One could say that York works reductively, at least in terms of her process. However, her drawings are made using an opposite approach, albeit still in the service, as with her sculpture, of distilling essential forms. Her drawings can have as many as 50 layers of graphite before she reaches the amorphous quality — somewhere in between absorption and reflection — that has both a flatness and depth. It’s the versatility of graphite that enables York to create two dis-tinct bodies of work that compliment and inform one another, despite being created through diametrically opposed approaches. Whether they are drawings or sculpture, the material is the same.

A series of a dozen or so of O’Keeffe’s original frames that she commissioned for her paintings is intended, in part, to show the variety of frame styles she employed throughout her career. The empty frames echo, first of all, the exhibit’s subtle optical effects: the apparent but illusory disappearance and reappearance of the artworks.
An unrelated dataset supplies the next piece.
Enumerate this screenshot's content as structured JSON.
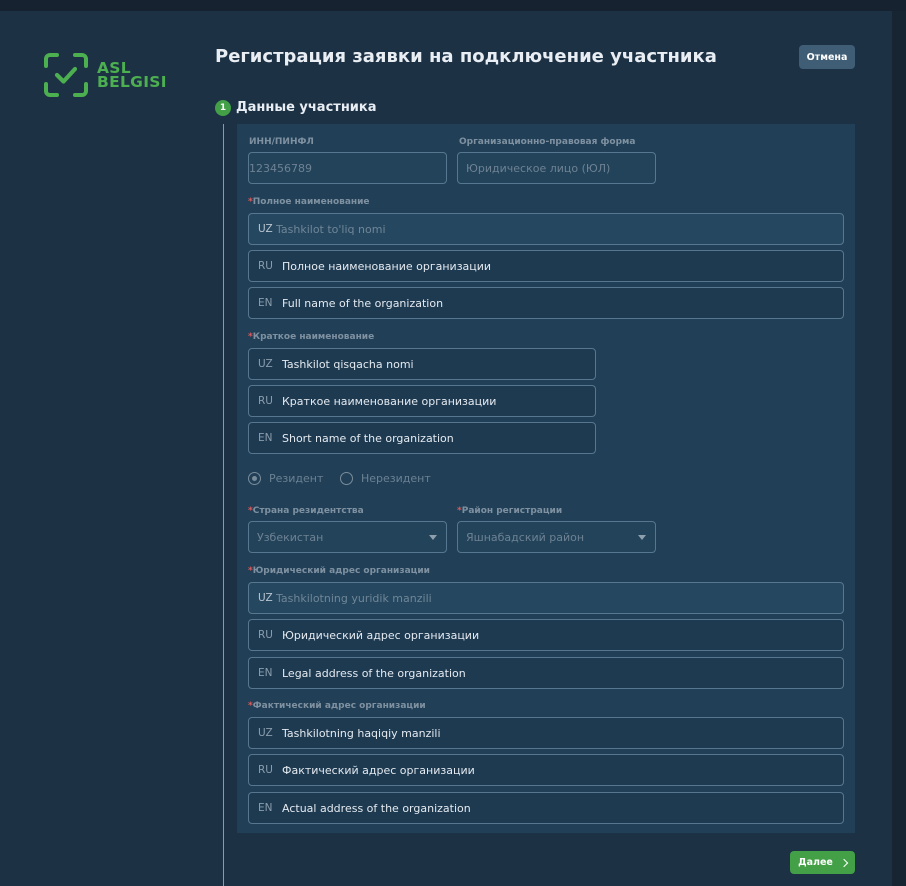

The rectangle is, again, the primary geometric form. York’s artwork suggests in-between states of existence, where a rectangle can be seen as an object, such as a cube, as an open window or door, or another void space. The same is true of O’Keeffe’s architectural views of her home. The emptiness of the frames, at the exhibit’s concluding end, are a surprisingly bold way to end an exhibit that includes anything by O’Keeffe, a colorist — one’s first glimpse of a wall of empty frames is a little shocking because it’s so unexpected. The unfilled frames make sense within the context of the show’s theme on the distillation of geometric form, however. The empty frame is a logical next step. Conversely, so is the solid object. I’ll be looking forward to future dialogues between contemporary artists like York and O’Keeffe, who, one may be surprised to discover, still has things to say.